Obedeció, con actitud de muerto, acercándose a él lentamente y rodeándolo con fuerza, agotado de todo ese maldito día, dejando reposar su cabeza en la curvatura del hombro, entrecerrando los ojos y aspirando el aroma de la lluvia que se mezclaba con el de su piel. Nadie podía notar esa chispa que Butters tenía, aunque lo hiciera parecer un perdedor (a ojos de idiotas solamente), ni siquiera sus jodidos padres eran conscientes de la persona que tenían como hijo. De entre todos los habitantes de South Park, ¿un pervertido como él tenía que saberlo y además sentirse atraído?
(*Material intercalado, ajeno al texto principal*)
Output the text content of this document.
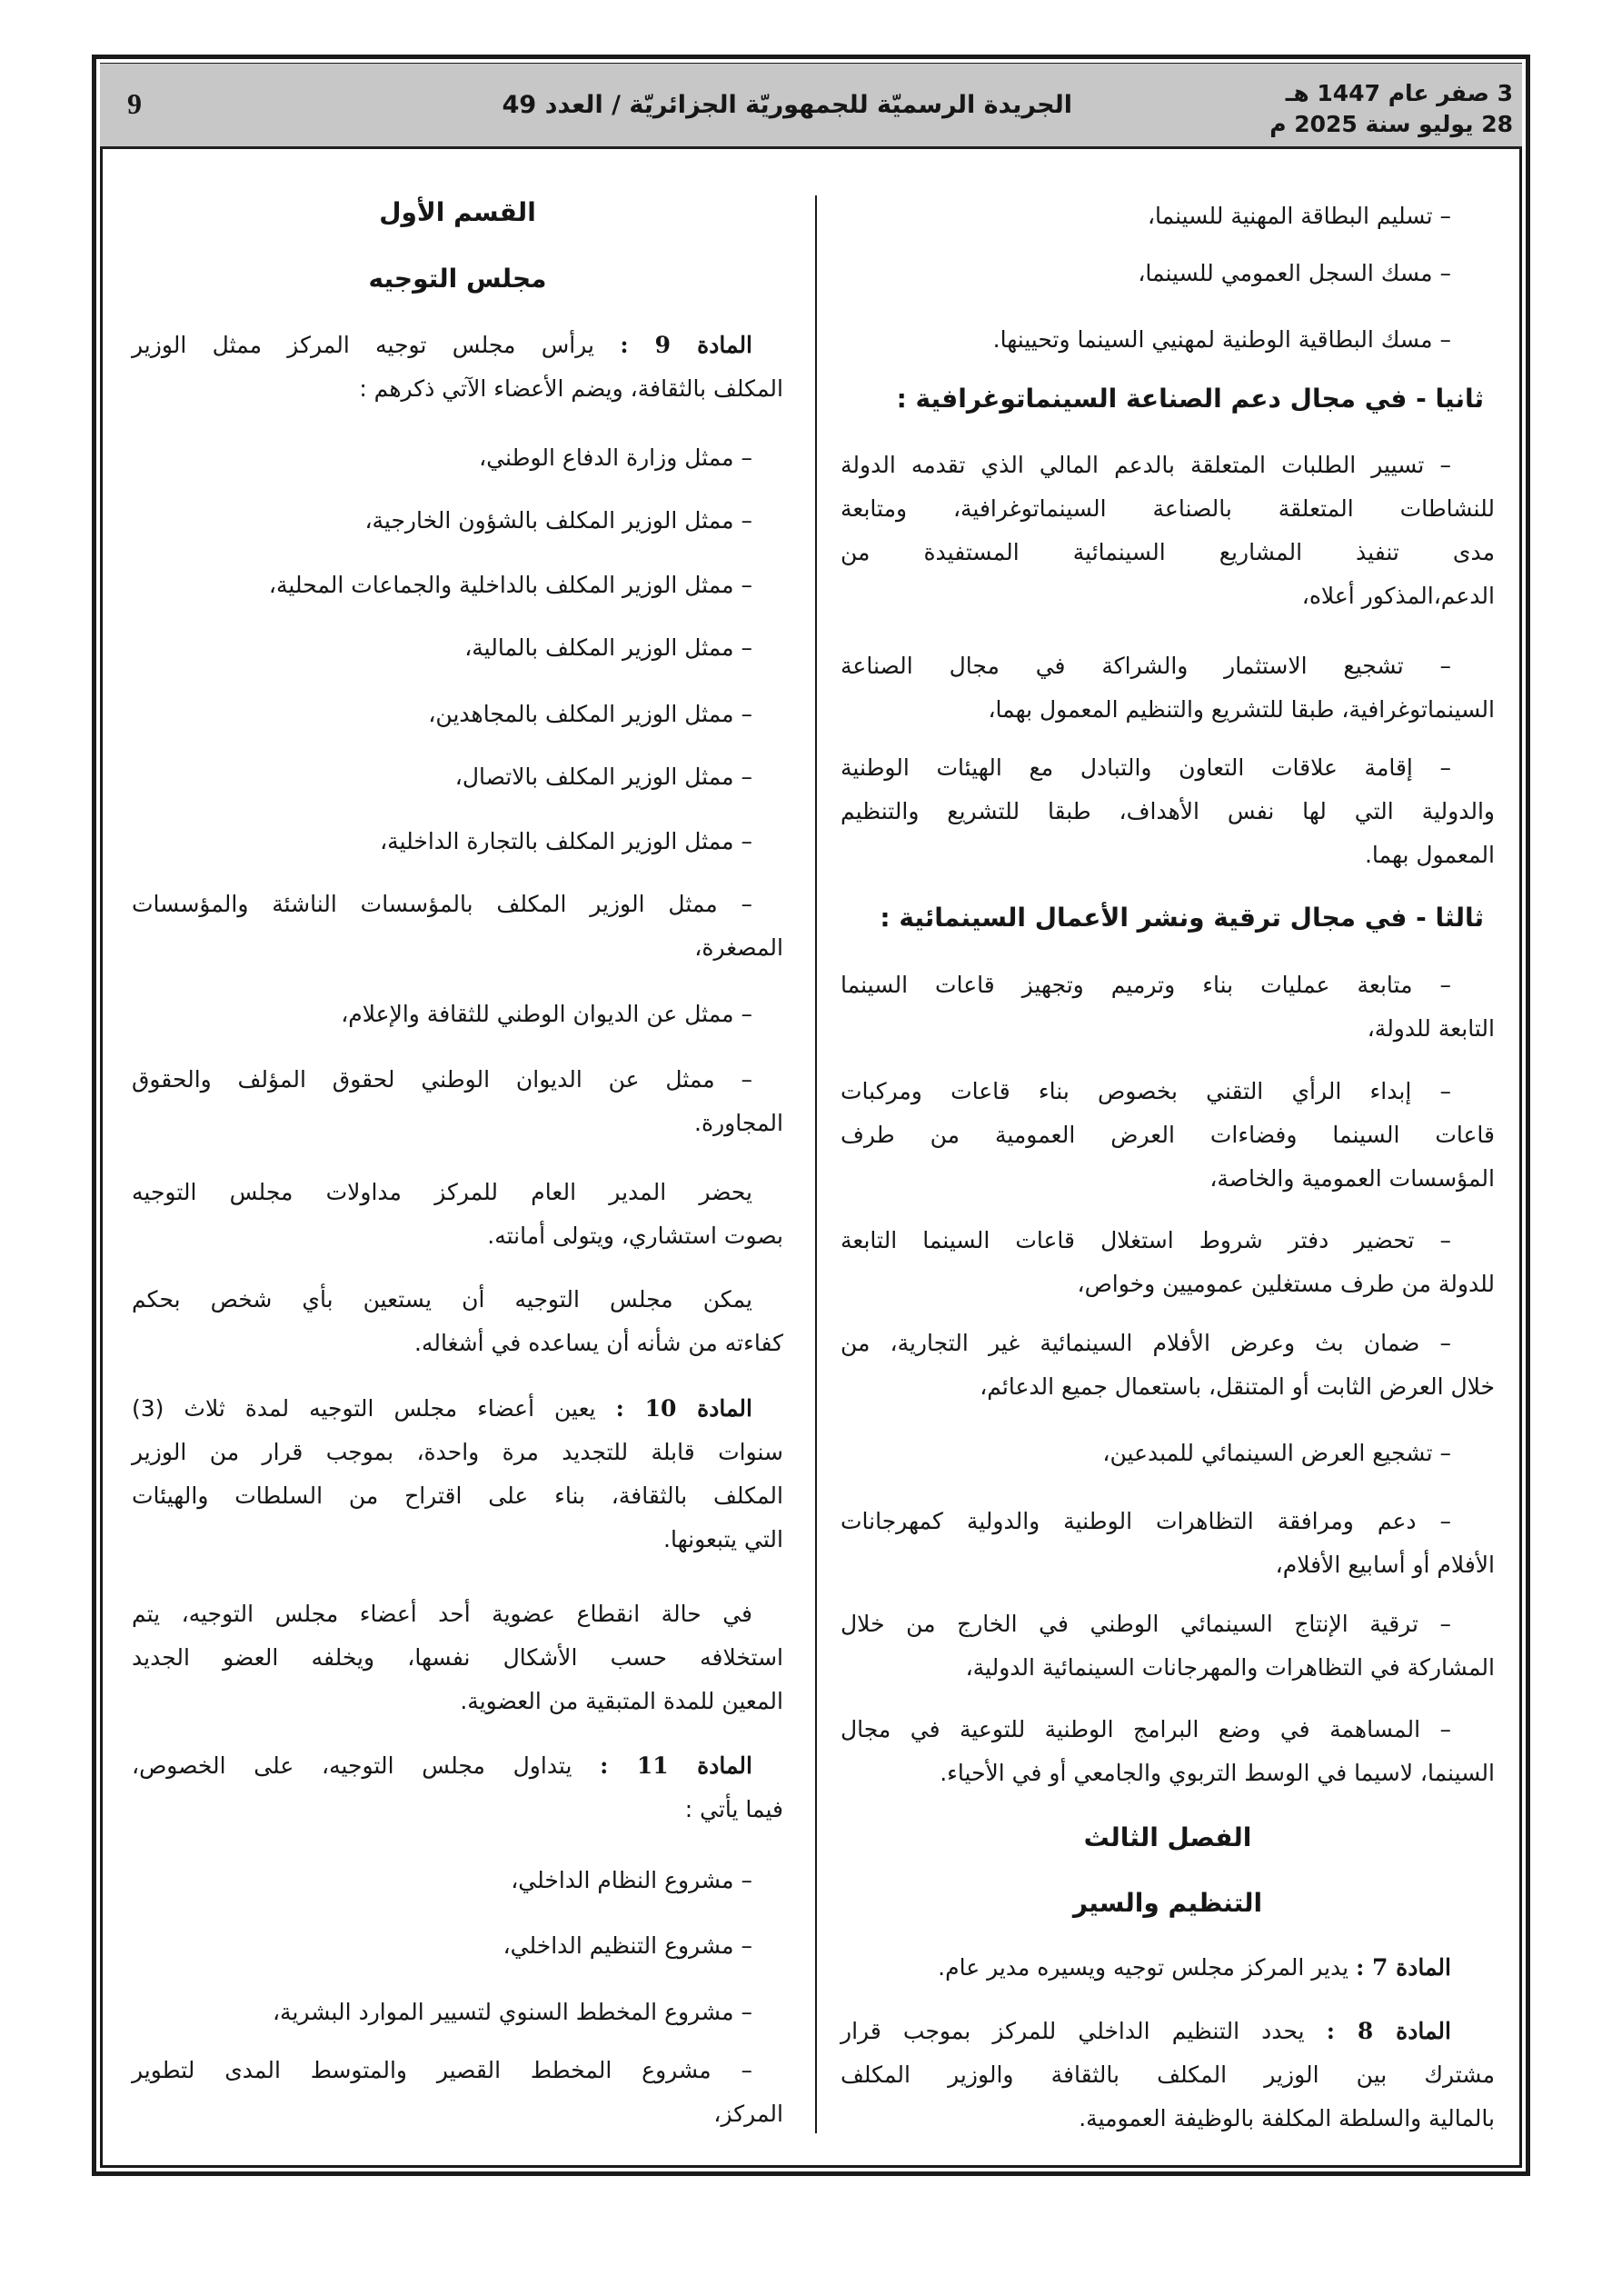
الجريدة الرسميّة للجمهوريّة الجزائريّة / العدد 49	3 صفر عام 1447 هـ
28 يوليو سنة 2025 م
9
– تسليم البطاقة المهنية للسينما،
– مسك السجل العمومي للسينما،
– مسك البطاقية الوطنية لمهنيي السينما وتحيينها.
ثانيا - في مجال دعم الصناعة السينماتوغرافية :
– تسيير الطلبات المتعلقة بالدعم المالي الذي تقدمه الدولة
للنشاطات المتعلقة بالصناعة السينماتوغرافية، ومتابعة
مدى تنفيذ المشاريع السينمائية المستفيدة من
الدعم،المذكور أعلاه،
– تشجيع الاستثمار والشراكة في مجال الصناعة
السينماتوغرافية، طبقا للتشريع والتنظيم المعمول بهما،
– إقامة علاقات التعاون والتبادل مع الهيئات الوطنية
والدولية التي لها نفس الأهداف، طبقا للتشريع والتنظيم
المعمول بهما.
ثالثا - في مجال ترقية ونشر الأعمال السينمائية :
– متابعة عمليات بناء وترميم وتجهيز قاعات السينما
التابعة للدولة،
– إبداء الرأي التقني بخصوص بناء قاعات ومركبات
قاعات السينما وفضاءات العرض العمومية من طرف
المؤسسات العمومية والخاصة،
– تحضير دفتر شروط استغلال قاعات السينما التابعة
للدولة من طرف مستغلين عموميين وخواص،
– ضمان بث وعرض الأفلام السينمائية غير التجارية، من
خلال العرض الثابت أو المتنقل، باستعمال جميع الدعائم،
– تشجيع العرض السينمائي للمبدعين،
– دعم ومرافقة التظاهرات الوطنية والدولية كمهرجانات
الأفلام أو أسابيع الأفلام،
– ترقية الإنتاج السينمائي الوطني في الخارج من خلال
المشاركة في التظاهرات والمهرجانات السينمائية الدولية،
– المساهمة في وضع البرامج الوطنية للتوعية في مجال
السينما، لاسيما في الوسط التربوي والجامعي أو في الأحياء.
الفصل الثالث
التنظيم والسير
المادة 7 : يدير المركز مجلس توجيه ويسيره مدير عام.
المادة 8 : يحدد التنظيم الداخلي للمركز بموجب قرار
مشترك بين الوزير المكلف بالثقافة والوزير المكلف
بالمالية والسلطة المكلفة بالوظيفة العمومية.
القسم الأول
مجلس التوجيه
المادة 9 : يرأس مجلس توجيه المركز ممثل الوزير
المكلف بالثقافة، ويضم الأعضاء الآتي ذكرهم :
– ممثل وزارة الدفاع الوطني،
– ممثل الوزير المكلف بالشؤون الخارجية،
– ممثل الوزير المكلف بالداخلية والجماعات المحلية،
– ممثل الوزير المكلف بالمالية،
– ممثل الوزير المكلف بالمجاهدين،
– ممثل الوزير المكلف بالاتصال،
– ممثل الوزير المكلف بالتجارة الداخلية،
– ممثل الوزير المكلف بالمؤسسات الناشئة والمؤسسات
المصغرة،
– ممثل عن الديوان الوطني للثقافة والإعلام،
– ممثل عن الديوان الوطني لحقوق المؤلف والحقوق
المجاورة.
يحضر المدير العام للمركز مداولات مجلس التوجيه
بصوت استشاري، ويتولى أمانته.
يمكن مجلس التوجيه أن يستعين بأي شخص بحكم
كفاءته من شأنه أن يساعده في أشغاله.
المادة 10 : يعين أعضاء مجلس التوجيه لمدة ثلاث (3)
سنوات قابلة للتجديد مرة واحدة، بموجب قرار من الوزير
المكلف بالثقافة، بناء على اقتراح من السلطات والهيئات
التي يتبعونها.
في حالة انقطاع عضوية أحد أعضاء مجلس التوجيه، يتم
استخلافه حسب الأشكال نفسها، ويخلفه العضو الجديد
المعين للمدة المتبقية من العضوية.
المادة 11 : يتداول مجلس التوجيه، على الخصوص،
فيما يأتي :
– مشروع النظام الداخلي،
– مشروع التنظيم الداخلي،
– مشروع المخطط السنوي لتسيير الموارد البشرية،
– مشروع المخطط القصير والمتوسط المدى لتطوير
المركز،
Éste le correspondió el abrazo, dándole un beso a mitad de los labios.
—Entremos, antes de que sea sábado —volvió a invitar, tironeándolo hacia dentro.
Kenny sonrió y le besó la mejilla.
Si moría en ese momento, sería de felicidad.
Notas: no sé de dónde salió la idea de todo esto. Creo que de ver tantas veces a morir de Kenny, así que quise llevarlo a otro plano. Además, tengo la mala costumbre de torturar personas tanta propios como ajenos y simplemente me gustó la idea que, después de tanto cuidarse, pasara aquello. De todos modos, sirvió para que Butters llegara al rescate, me pareció tan tierno *-* Iba a ser one-shot, pero pensé "No, que siga, que siga", y terminé escribiendo los capítulos restantes del sábado y domingo.
Saludos.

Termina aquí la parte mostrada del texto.